Nuclear power is back in vogue

Nuclear power is back in vogue

Tim Cavanaugh

Nuclear power is back in vogue, buoyed by the demand for a significant source of emissions-free energy. Government should encourage the trend by ending policies that prevent the only reliable carbon dioxide-neutral energy source from flourishing.
Old-school counter-culturalists such as filmmaker Oliver Stone are speaking up for the peaceful power of the atom. Democratic politicians such as Michigan Gov. Gretchen Whitmer show by their actions that aggressive carbon dioxide goals can’t be met without a robust nuclear energy network.
Unfortunately, the Biden administration’s quick-fix efforts to retain existing nuclear plants are half-hearted. The administration continues to stifle the U.S. nuclear energy industry with outmoded policies. Federal and state officials instead must seize this opportunity to end a regulatory model that has starved the nuclear industry nearly to extinction. Here are some concrete steps:
Acknowledge that renewables have failed. These sources produce too little energy and are too unreliable to make a dent in our heat and electricity needs, even though taxpayers have spent billions of dollars on green pork. Wind and solar combined generate just 12 percent of our needs, according to the U.S. Energy Information Agency, and a third of what the agency counts as “renewable” energy comes from neither of these heavily subsidized darlings but from old-fashioned hydroelectric. Though all energy sources receive subsidies, the largesse we heap on wind and solar dwarfs all others.
End all energy subsidies — including those for nuclear power. Wind power companies received $36.8 billion in subsidies between 2010 and 2019, according to a recent study by the Texas Public Policy Foundation, while solar moguls raked in more than $34 billion. These expenditures might be justified as a way of reducing carbon dioxide output. But what accounts for the $25 billion (mostly in the form of tax breaks) showered on the oil and natural gas industries, or the $13 billion taxpayers gave to the coal industry?
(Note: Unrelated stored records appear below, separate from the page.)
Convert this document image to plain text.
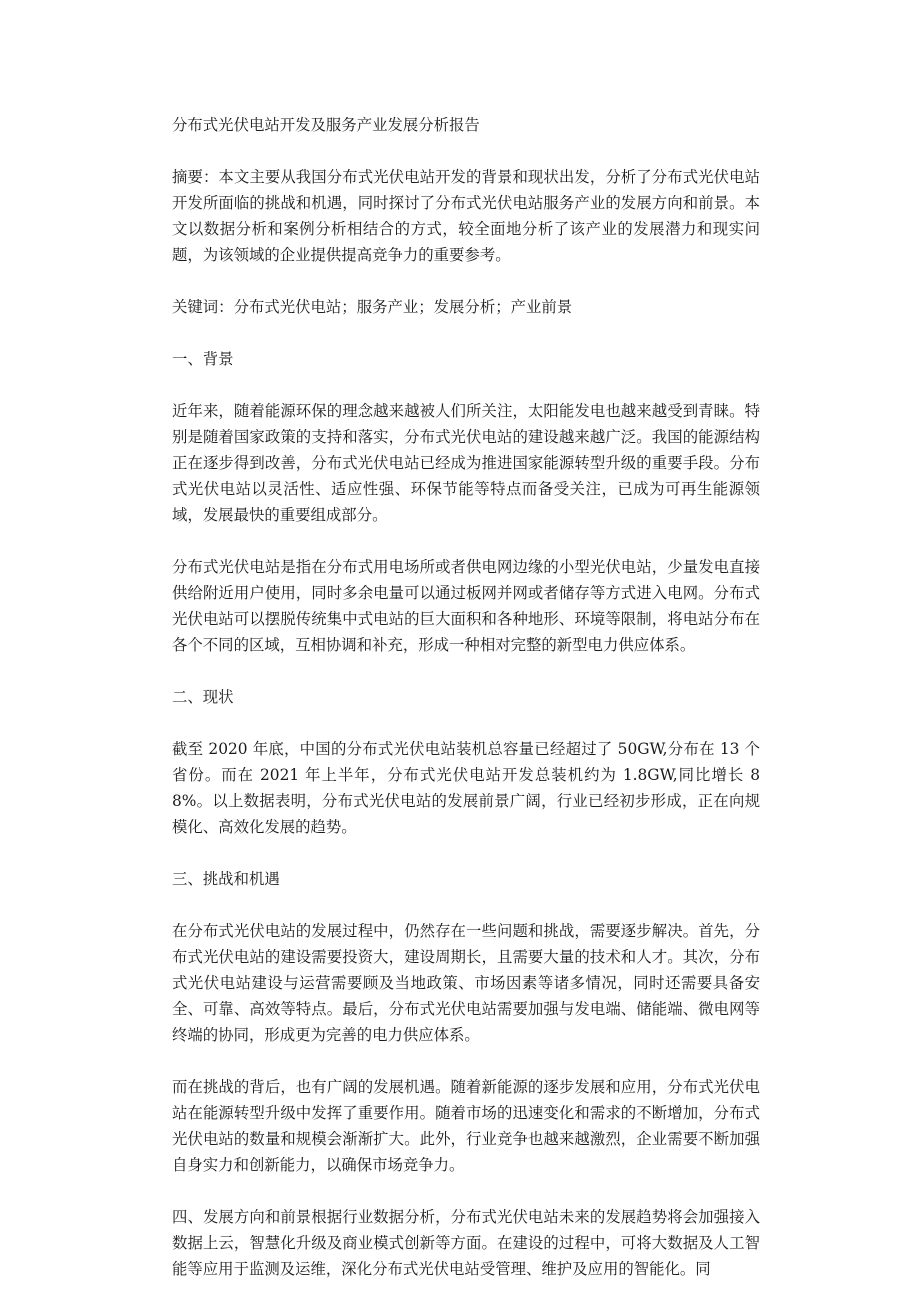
分布式光伏电站开发及服务产业发展分析报告

摘要：本文主要从我国分布式光伏电站开发的背景和现状出发，分析了分布式光伏电站开发所面临的挑战和机遇，同时探讨了分布式光伏电站服务产业的发展方向和前景。本文以数据分析和案例分析相结合的方式，较全面地分析了该产业的发展潜力和现实问题，为该领域的企业提供提高竞争力的重要参考。

关键词：分布式光伏电站；服务产业；发展分析；产业前景

一、背景

近年来，随着能源环保的理念越来越被人们所关注，太阳能发电也越来越受到青睐。特别是随着国家政策的支持和落实，分布式光伏电站的建设越来越广泛。我国的能源结构正在逐步得到改善，分布式光伏电站已经成为推进国家能源转型升级的重要手段。分布式光伏电站以灵活性、适应性强、环保节能等特点而备受关注，已成为可再生能源领域，发展最快的重要组成部分。

分布式光伏电站是指在分布式用电场所或者供电网边缘的小型光伏电站，少量发电直接供给附近用户使用，同时多余电量可以通过板网并网或者储存等方式进入电网。分布式光伏电站可以摆脱传统集中式电站的巨大面积和各种地形、环境等限制，将电站分布在各个不同的区域，互相协调和补充，形成一种相对完整的新型电力供应体系。

二、现状

截至 2020 年底，中国的分布式光伏电站装机总容量已经超过了 50GW,分布在 13 个省份。而在 2021 年上半年，分布式光伏电站开发总装机约为 1.8GW,同比增长 88%。以上数据表明，分布式光伏电站的发展前景广阔，行业已经初步形成，正在向规模化、高效化发展的趋势。

三、挑战和机遇

在分布式光伏电站的发展过程中，仍然存在一些问题和挑战，需要逐步解决。首先，分布式光伏电站的建设需要投资大，建设周期长，且需要大量的技术和人才。其次，分布式光伏电站建设与运营需要顾及当地政策、市场因素等诸多情况，同时还需要具备安全、可靠、高效等特点。最后，分布式光伏电站需要加强与发电端、储能端、微电网等终端的协同，形成更为完善的电力供应体系。

而在挑战的背后，也有广阔的发展机遇。随着新能源的逐步发展和应用，分布式光伏电站在能源转型升级中发挥了重要作用。随着市场的迅速变化和需求的不断增加，分布式光伏电站的数量和规模会渐渐扩大。此外，行业竞争也越来越激烈，企业需要不断加强自身实力和创新能力，以确保市场竞争力。

四、发展方向和前景根据行业数据分析，分布式光伏电站未来的发展趋势将会加强接入数据上云，智慧化升级及商业模式创新等方面。在建设的过程中，可将大数据及人工智能等应用于监测及运维，深化分布式光伏电站受管理、维护及应用的智能化。同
Like wind and solar, nuclear emits no carbon dioxide, though its take from the public till, at $15 billion, is relatively modest. But we should eliminate subsidies across the board and allow the most efficient and competitive forms of energy to rise. Nuclear power alone generates large amounts of energy cheaply, without contributing to greenhouse gasses.
Abolish or severely reform the Nuclear Regulatory Commission. The NRC has stifled nearly all new nuclear capacity since it was established in 1975. Today, only two new reactors, both at the Vogtle plant in Georgia, are scheduled to begin operation. The commission’s 32-step construction licensing process has effectively prevented new power generation since the Gerald Ford administration. In 2005, the NRC ostensibly reformed and streamlined its commissioning process, but it still requires voluminous sub-steps and approvals from other local, state and federal regulatory agencies. It’s time to change the regulatory framework for what is already the safest form of energy on the planet.
Aim smaller and keep up with technology. Japanese power companies take an average of three to four years to build a nuclear reactor. In France, construction is complete in five to eight years. In the United States, bringing a new plant to market never takes fewer than 10 years — and often takes more than 25. Construction on the Tennessee Valley Authority’s Watts Bar Unit 2 began in 1973. The reactor didn’t come on line for another 43 years, a delay that is almost entirely the fault of the Nuclear Regulatory Commission. (When there was no NRC, the average construction time was three to four years.) But the U.S. also would benefit from investing in small modular reactors, or SMRs. And it is time to renegotiate the framework of regulations and treaties that prevent us from reusing spent fuel. Nuclear technology has advanced since President Ford’s time. We should advance with it.
Keep existing plants in operation. The crabbed economics of energy policy has given nuclear operators incentive to shutter existing plants. State governments can help by not being so quick to let them do so. In Michigan, whose heavily regulated power network is expensive and old, the governor is petitioning Energy Secretary Jennifer Granholm for help in getting the Palisades plant to reopen. Other governors should take note and think twice when a nuclear operator requests permission to shut down.
Many proponents of nuclear energy today are left-leaning environmentalists. California’s Democratic legislature just voted for a rescue package that Gov. Gavin Newsom signed to stave off the 2025 retirement of the Diablo Canyon facility. But one-off efforts are not enough. The current energy crisis demands a rethinking of all U.S. energy policy. We have spent decades trying to murder the nuclear industry. We’ll need to do more to revive it.